Posted By Fr. Bill on May 14, 2012
I remember years ago I began following the example of a priest I looked up to, by going to confession often. He told me he went for “absolution” every day, at the risk of pestering and annoying one of his Jesuit friends (he had few) to give him the ‘grace’ of the Sacrament, just so that he had it every day. Knowing him fairly well I suspected he was among that rare breed of person that didn’t really have much to confess, since he was living in a particular state of grace and was regularly attentive to his actions, thoughts, and words (He was a Jesuit also, old school). But he was gravely serious with me about how easy it would be to fall from the curb to the gutter; therefore, he confided to me with a smile, he knew he wanted to go every day for absolution just to be ‘safe’. And there was grace for his future too, he said…something he knew he couldn’t live without. He told me that there were popes who went daily and highly recommended this practice because it was spiritually not only wise for one with many grave responsibilities, but necessary.
Lesson: The closer we get to God, the more we need Him, and the more wary of ourselves we should be. It’s not that the closer we get to God, and the more spiritually advanced we become, the more like God we become and the less we “need” Him. It’s the opposite. To be near God, you will need the protection of God more and more…because you are not God. We are dependent.
I took this to heart and so I went often. I performed this regularly as an experiment to plumb the depths of the Sacrament, and to experience and explore the change in consciousness it afforded.
I found a church in town with a pretty solid and balanced older priest who took his vocation quite seriously, and thus had Adoration of the Blessed Sacrament every morning before Mass, and offered confession as well before these. So I’d try to make it up there as often as I could.
I did note right away a number of things. I developed a sensitivity to the reality of sin, including the dangers of venial sin. Going to confession frequently with the right intention helps one to appreciate the reality of sin, its true gravity and danger to the spiritual life even when venial; and also, along the way I developed a sensitivity towards the reality of sin in the lives of others: since I am a priest I should care about that.

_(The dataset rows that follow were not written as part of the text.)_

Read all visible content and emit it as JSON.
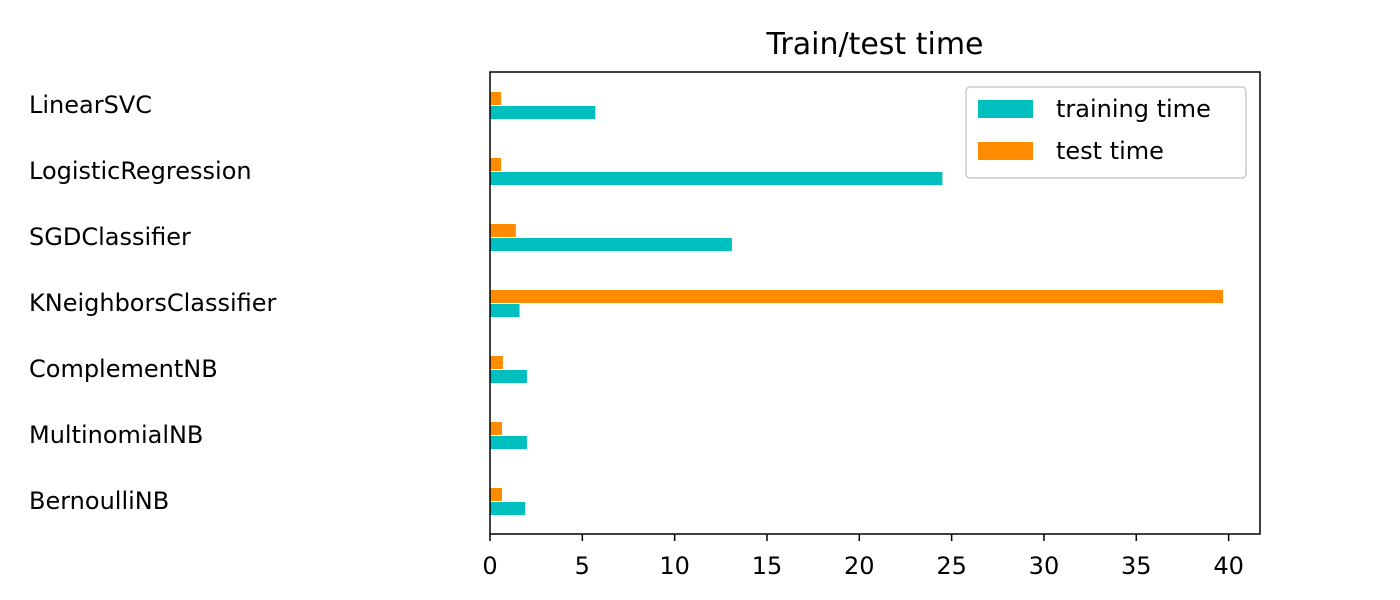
{
  "chart_data": {
    "type": "bar",
    "orientation": "horizontal",
    "title": "Train/test time",
    "xlabel": "",
    "ylabel": "",
    "categories": [
      "LinearSVC",
      "LogisticRegression",
      "SGDClassifier",
      "KNeighborsClassifier",
      "ComplementNB",
      "MultinomialNB",
      "BernoulliNB"
    ],
    "series": [
      {
        "name": "training time",
        "color": "#00bfbf",
        "values": [
          5.7,
          24.5,
          13.1,
          1.6,
          2.0,
          2.0,
          1.9
        ]
      },
      {
        "name": "test time",
        "color": "#ff8c00",
        "values": [
          0.6,
          0.6,
          1.4,
          39.7,
          0.7,
          0.65,
          0.65
        ]
      }
    ],
    "xlim": [
      0,
      41.7
    ],
    "xticks": [
      0,
      5,
      10,
      15,
      20,
      25,
      30,
      35,
      40
    ],
    "grid": false,
    "legend_position": "upper right"
  }
}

But over time, it keyed me in to the reality of how varied people’s circumstances are in life, how the reality of sin affects them and how weaknesses and tests from God are as wide and varied as there are personalities. You can’t paint everyone with the same brush.
You need to be focused on the gravity of sin, but at the same time, you need to be able to be detached enough to understand the role of compassion and leaving judgment to God.

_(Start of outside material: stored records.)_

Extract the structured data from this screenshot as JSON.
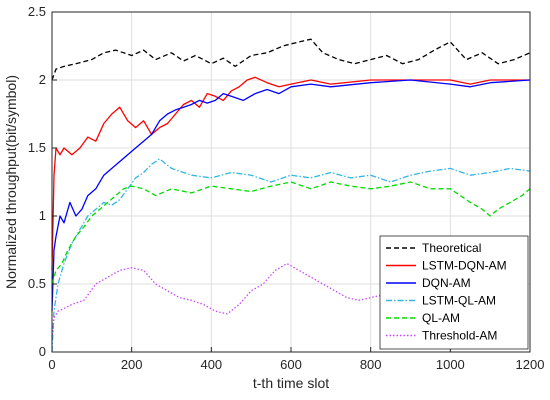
{
  "chart_data": {
    "type": "line",
    "xlabel": "t-th time slot",
    "ylabel": "Normalized throughput(bit/symbol)",
    "xlim": [
      0,
      1200
    ],
    "ylim": [
      0,
      2.5
    ],
    "xticks": [
      "0",
      "200",
      "400",
      "600",
      "800",
      "1000",
      "1200"
    ],
    "yticks": [
      "0",
      "0.5",
      "1",
      "1.5",
      "2",
      "2.5"
    ],
    "grid": true,
    "legend_position": "bottom-right",
    "series": [
      {
        "name": "Theoretical",
        "color": "#000000",
        "dash": "dashed",
        "x": [
          0,
          10,
          30,
          60,
          100,
          130,
          160,
          200,
          230,
          260,
          300,
          330,
          360,
          400,
          430,
          460,
          500,
          540,
          580,
          620,
          650,
          680,
          720,
          760,
          800,
          840,
          880,
          920,
          960,
          1000,
          1040,
          1080,
          1120,
          1160,
          1200
        ],
        "y": [
          2.0,
          2.08,
          2.1,
          2.12,
          2.15,
          2.2,
          2.22,
          2.18,
          2.22,
          2.15,
          2.2,
          2.14,
          2.18,
          2.12,
          2.16,
          2.1,
          2.18,
          2.2,
          2.25,
          2.28,
          2.3,
          2.2,
          2.15,
          2.12,
          2.15,
          2.18,
          2.12,
          2.15,
          2.22,
          2.28,
          2.15,
          2.2,
          2.12,
          2.15,
          2.2
        ]
      },
      {
        "name": "LSTM-DQN-AM",
        "color": "#ff0000",
        "dash": "solid",
        "x": [
          0,
          5,
          10,
          20,
          30,
          50,
          70,
          90,
          110,
          130,
          150,
          170,
          190,
          210,
          230,
          250,
          270,
          290,
          310,
          330,
          350,
          370,
          390,
          410,
          430,
          450,
          470,
          490,
          510,
          540,
          570,
          600,
          650,
          700,
          800,
          900,
          1000,
          1050,
          1100,
          1200
        ],
        "y": [
          0.6,
          1.3,
          1.5,
          1.45,
          1.5,
          1.45,
          1.5,
          1.58,
          1.55,
          1.68,
          1.75,
          1.8,
          1.7,
          1.65,
          1.7,
          1.6,
          1.65,
          1.68,
          1.75,
          1.82,
          1.85,
          1.8,
          1.9,
          1.88,
          1.85,
          1.92,
          1.95,
          2.0,
          2.02,
          1.98,
          1.95,
          1.97,
          2.0,
          1.97,
          2.0,
          2.0,
          2.0,
          1.97,
          2.0,
          2.0
        ]
      },
      {
        "name": "DQN-AM",
        "color": "#0000ff",
        "dash": "solid",
        "x": [
          0,
          5,
          10,
          20,
          30,
          45,
          60,
          75,
          90,
          110,
          130,
          150,
          170,
          190,
          210,
          230,
          250,
          270,
          290,
          310,
          330,
          350,
          370,
          390,
          410,
          430,
          450,
          480,
          510,
          540,
          570,
          600,
          650,
          700,
          800,
          900,
          1000,
          1050,
          1100,
          1200
        ],
        "y": [
          0.3,
          0.75,
          0.85,
          1.0,
          0.95,
          1.1,
          1.0,
          1.05,
          1.15,
          1.2,
          1.3,
          1.35,
          1.4,
          1.45,
          1.5,
          1.55,
          1.6,
          1.7,
          1.75,
          1.78,
          1.8,
          1.82,
          1.85,
          1.83,
          1.85,
          1.9,
          1.88,
          1.85,
          1.9,
          1.93,
          1.9,
          1.95,
          1.97,
          1.95,
          1.98,
          2.0,
          1.97,
          1.95,
          1.98,
          2.0
        ]
      },
      {
        "name": "LSTM-QL-AM",
        "color": "#33b5e5",
        "dash": "dashdot",
        "x": [
          0,
          5,
          15,
          30,
          50,
          70,
          90,
          110,
          130,
          150,
          170,
          190,
          210,
          230,
          250,
          270,
          300,
          350,
          400,
          450,
          500,
          550,
          600,
          650,
          700,
          750,
          800,
          850,
          900,
          950,
          1000,
          1050,
          1100,
          1150,
          1200
        ],
        "y": [
          0.0,
          0.3,
          0.5,
          0.65,
          0.8,
          0.9,
          1.0,
          1.05,
          1.1,
          1.08,
          1.12,
          1.2,
          1.28,
          1.32,
          1.38,
          1.42,
          1.35,
          1.3,
          1.28,
          1.32,
          1.3,
          1.25,
          1.3,
          1.28,
          1.32,
          1.28,
          1.3,
          1.25,
          1.3,
          1.33,
          1.35,
          1.3,
          1.32,
          1.35,
          1.33
        ]
      },
      {
        "name": "QL-AM",
        "color": "#00dd00",
        "dash": "dashed",
        "x": [
          0,
          10,
          25,
          40,
          60,
          80,
          100,
          120,
          140,
          160,
          180,
          200,
          230,
          260,
          300,
          350,
          400,
          450,
          500,
          550,
          600,
          650,
          700,
          750,
          800,
          850,
          900,
          950,
          1000,
          1050,
          1080,
          1100,
          1120,
          1150,
          1180,
          1200
        ],
        "y": [
          0.5,
          0.6,
          0.65,
          0.75,
          0.85,
          0.92,
          1.0,
          1.05,
          1.1,
          1.15,
          1.2,
          1.22,
          1.2,
          1.15,
          1.2,
          1.17,
          1.22,
          1.2,
          1.18,
          1.22,
          1.25,
          1.2,
          1.25,
          1.22,
          1.2,
          1.22,
          1.25,
          1.2,
          1.2,
          1.1,
          1.05,
          1.0,
          1.05,
          1.1,
          1.15,
          1.2
        ]
      },
      {
        "name": "Threshold-AM",
        "color": "#cc44ff",
        "dash": "dotted",
        "x": [
          0,
          5,
          15,
          30,
          50,
          80,
          110,
          140,
          170,
          200,
          230,
          260,
          290,
          320,
          350,
          380,
          410,
          440,
          470,
          500,
          530,
          560,
          590,
          620,
          650,
          680,
          710,
          740,
          770,
          800,
          830,
          860,
          890,
          920,
          950,
          980,
          1010,
          1040,
          1070,
          1100,
          1130,
          1160,
          1200
        ],
        "y": [
          0.1,
          0.25,
          0.3,
          0.32,
          0.35,
          0.38,
          0.5,
          0.55,
          0.6,
          0.62,
          0.6,
          0.5,
          0.45,
          0.4,
          0.38,
          0.35,
          0.3,
          0.28,
          0.35,
          0.45,
          0.5,
          0.6,
          0.65,
          0.6,
          0.55,
          0.5,
          0.45,
          0.4,
          0.38,
          0.4,
          0.42,
          0.45,
          0.4,
          0.38,
          0.42,
          0.48,
          0.45,
          0.42,
          0.4,
          0.45,
          0.42,
          0.45,
          0.52
        ]
      }
    ]
  }
}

In other words, we can’t get soft towards the reality of sin, whether in ourselves or in others; yet being balanced before God leaves you with an awareness that as much as someone else’s sin repulses us, we could easily be right where they are if the circumstances were just right. No one should look down on anyone else…because we are all in the same boat. We need to see someone who is struggling with compassion, and we should pray for them to get stronger for the good in their lives with the help of their Lord.
Visiting the Sacrament frequently, with a good director working with you, will help you see this clearly and put you in a humble place.